A few days later my host mother Hagi invited me to join the women from the Women’s Association, who were farming at the peanut fields to raise money for our garden project. We went out early, the first ones there beside the little drummer man we met on the way, who told us he was drumming to call in the women to work. They came in with dabas and their littlest babies, maybe twenty in all. The man beat his drum the whole day, keeping a persistent beat that the women worked to. The Griot, a sort of town songstress, came and sang with the women in her faded yellow lace outfit, and the women would sing in response as they bent over their rows of peanuts. They worked in groups of 5 or 10, all of them in a line, progressing in time with the other women as they cleared the weeds from the new peanut plants. They insisted I sit in the shade and watch the babies, but every once in awhile I would come and relieve some of the women who looked tired. We would stop sometimes to dance; someone would throw a scarf to the next women, whose turn it was to dance to our claps and the drums. We worked until late afternoon, the women working bent throughout the day.

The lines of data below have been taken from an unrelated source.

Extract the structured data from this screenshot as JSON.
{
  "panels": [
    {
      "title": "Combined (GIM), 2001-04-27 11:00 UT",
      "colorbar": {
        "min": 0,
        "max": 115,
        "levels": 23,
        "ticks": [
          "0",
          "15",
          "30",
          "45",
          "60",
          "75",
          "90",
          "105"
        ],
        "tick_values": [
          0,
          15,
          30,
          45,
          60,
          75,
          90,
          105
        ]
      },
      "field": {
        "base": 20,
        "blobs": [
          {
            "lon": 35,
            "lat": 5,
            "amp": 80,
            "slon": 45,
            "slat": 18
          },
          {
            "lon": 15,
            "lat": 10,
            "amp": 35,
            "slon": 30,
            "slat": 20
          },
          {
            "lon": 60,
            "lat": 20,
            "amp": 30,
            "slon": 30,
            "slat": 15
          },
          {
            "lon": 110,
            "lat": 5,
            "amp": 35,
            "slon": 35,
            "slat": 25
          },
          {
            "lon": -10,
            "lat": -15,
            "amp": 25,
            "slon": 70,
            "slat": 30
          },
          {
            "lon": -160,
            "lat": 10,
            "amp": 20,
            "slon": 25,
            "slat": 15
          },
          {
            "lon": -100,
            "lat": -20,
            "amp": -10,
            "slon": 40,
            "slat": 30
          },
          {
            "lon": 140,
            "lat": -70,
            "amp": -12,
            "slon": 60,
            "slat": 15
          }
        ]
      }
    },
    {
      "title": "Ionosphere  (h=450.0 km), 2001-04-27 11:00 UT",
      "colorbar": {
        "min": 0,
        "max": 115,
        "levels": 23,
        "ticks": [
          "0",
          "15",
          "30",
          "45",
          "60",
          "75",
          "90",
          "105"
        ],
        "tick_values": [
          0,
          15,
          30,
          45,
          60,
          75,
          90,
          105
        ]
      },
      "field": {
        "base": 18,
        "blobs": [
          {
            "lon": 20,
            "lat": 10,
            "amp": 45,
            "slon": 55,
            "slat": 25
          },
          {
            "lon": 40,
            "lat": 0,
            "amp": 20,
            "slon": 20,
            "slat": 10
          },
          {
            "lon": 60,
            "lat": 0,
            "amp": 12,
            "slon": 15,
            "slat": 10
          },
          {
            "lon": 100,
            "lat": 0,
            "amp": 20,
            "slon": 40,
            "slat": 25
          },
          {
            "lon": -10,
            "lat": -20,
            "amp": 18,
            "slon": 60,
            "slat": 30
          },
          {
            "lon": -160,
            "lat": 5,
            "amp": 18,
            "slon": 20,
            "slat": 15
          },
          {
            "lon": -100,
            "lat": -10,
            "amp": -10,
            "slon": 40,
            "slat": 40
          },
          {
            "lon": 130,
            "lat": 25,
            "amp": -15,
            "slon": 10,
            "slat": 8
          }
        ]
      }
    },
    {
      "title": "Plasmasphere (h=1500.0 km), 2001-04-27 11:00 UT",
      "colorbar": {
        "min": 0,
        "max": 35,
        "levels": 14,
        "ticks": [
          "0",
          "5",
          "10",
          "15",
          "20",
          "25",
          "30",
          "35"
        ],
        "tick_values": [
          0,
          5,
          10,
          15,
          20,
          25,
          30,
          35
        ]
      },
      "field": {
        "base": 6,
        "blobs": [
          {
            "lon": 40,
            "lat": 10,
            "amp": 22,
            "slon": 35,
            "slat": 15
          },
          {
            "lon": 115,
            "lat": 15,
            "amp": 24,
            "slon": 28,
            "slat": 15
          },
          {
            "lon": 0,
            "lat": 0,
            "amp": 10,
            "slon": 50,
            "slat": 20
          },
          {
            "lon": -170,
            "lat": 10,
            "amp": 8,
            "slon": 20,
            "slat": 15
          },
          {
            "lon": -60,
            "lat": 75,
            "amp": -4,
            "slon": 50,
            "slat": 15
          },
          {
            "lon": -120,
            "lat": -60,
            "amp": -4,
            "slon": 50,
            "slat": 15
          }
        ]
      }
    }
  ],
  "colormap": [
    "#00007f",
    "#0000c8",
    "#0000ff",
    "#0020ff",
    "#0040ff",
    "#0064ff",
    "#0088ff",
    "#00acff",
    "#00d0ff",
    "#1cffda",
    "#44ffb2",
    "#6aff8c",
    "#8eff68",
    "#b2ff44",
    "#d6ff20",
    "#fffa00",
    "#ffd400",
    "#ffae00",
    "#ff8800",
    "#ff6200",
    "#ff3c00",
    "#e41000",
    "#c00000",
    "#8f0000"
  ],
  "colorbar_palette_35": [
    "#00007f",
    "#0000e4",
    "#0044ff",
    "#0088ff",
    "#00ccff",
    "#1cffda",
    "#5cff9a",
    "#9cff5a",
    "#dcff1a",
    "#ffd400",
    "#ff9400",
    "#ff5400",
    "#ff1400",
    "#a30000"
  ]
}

Making food for their children, working together, what more could we have to celebrate? And I thought, this anger I've seen, this joy I feel is as human as technology is not. Without the computers, the gadgets and cell phones and nothing but our hands in the ground, we find that all we have is each other. I like that.

Africa is Sexy



Sitting in my hut, the new straw roof is even worse than the last one; it’s not sealed, and I feel each irate wind. And my kitchen is a mess and it won’t be dry enough to fix tomorrow morning. And here I sat rehearsing my anger speech to the village, how I would tell them I couldn’t live another day in a busted hut. But the music in my ear, Devendra Banhardt plucking along, is just too damn beautiful and sexy and bright and now I’m grinning and excited for my upcoming trips around this place, and to come back and chat with Soliba and see other volunteers and paint more health murals. So I just can’t stay mad or sad in this electric storm and I’ve never been able to, I just feel the energy glittering and I’m on the world’s greatest adventure, I am the fearless pioneer of treacherous truck rides and jumping to the drum beats and filling empty bellies and sucking enveloping sculpting all of this.

Yea, Africa is sexy me and Eric agreed the other day, sitting on the floor of the Chief’s lodge in the gold mining village. What is sexy about Africa? We pondered this and sweat dried foreheads, snacking on peanuts on the scratchy plastic mat. And the more we talked we felt how sweltering these hot days are, sultry and invading, as if the air is pressing its heavy body against you, with intoxicated passivity you ache under its weight. There is no promise of a release except for these electric rain storms, and when it rains it begins with the violent winds where the dust makes you squeeze your eyes shut tight; then the rain swells and unleashes its tiniest drops first and then bigger, faster, your pores cry for relief. Soon the rain is too strong, you can escape under the shelter of leaky straw but maybe you are better off getting wet, sopping, streaming, but finally cool.

So we sat smelling the roasted goat meat and we saw this taunting "modesty" of the African Muslim culture, the innocence easily seen through as the endless children parade by; let’s not pretend they all sprung from the drowsy gardens. Everyone is together, sweltering skins touch as we squeeze in Bush taxis or sit and talk on the one mat or bench around. And if you are not touching, right next to everyone, well then you are alone in the bush and you are really nothing if you don’t reverberate with everyone in the overflowing drum circles and call out to one another in song. Yes, Africa is sweltering and naked and orgiastic with human energy, so concretely human.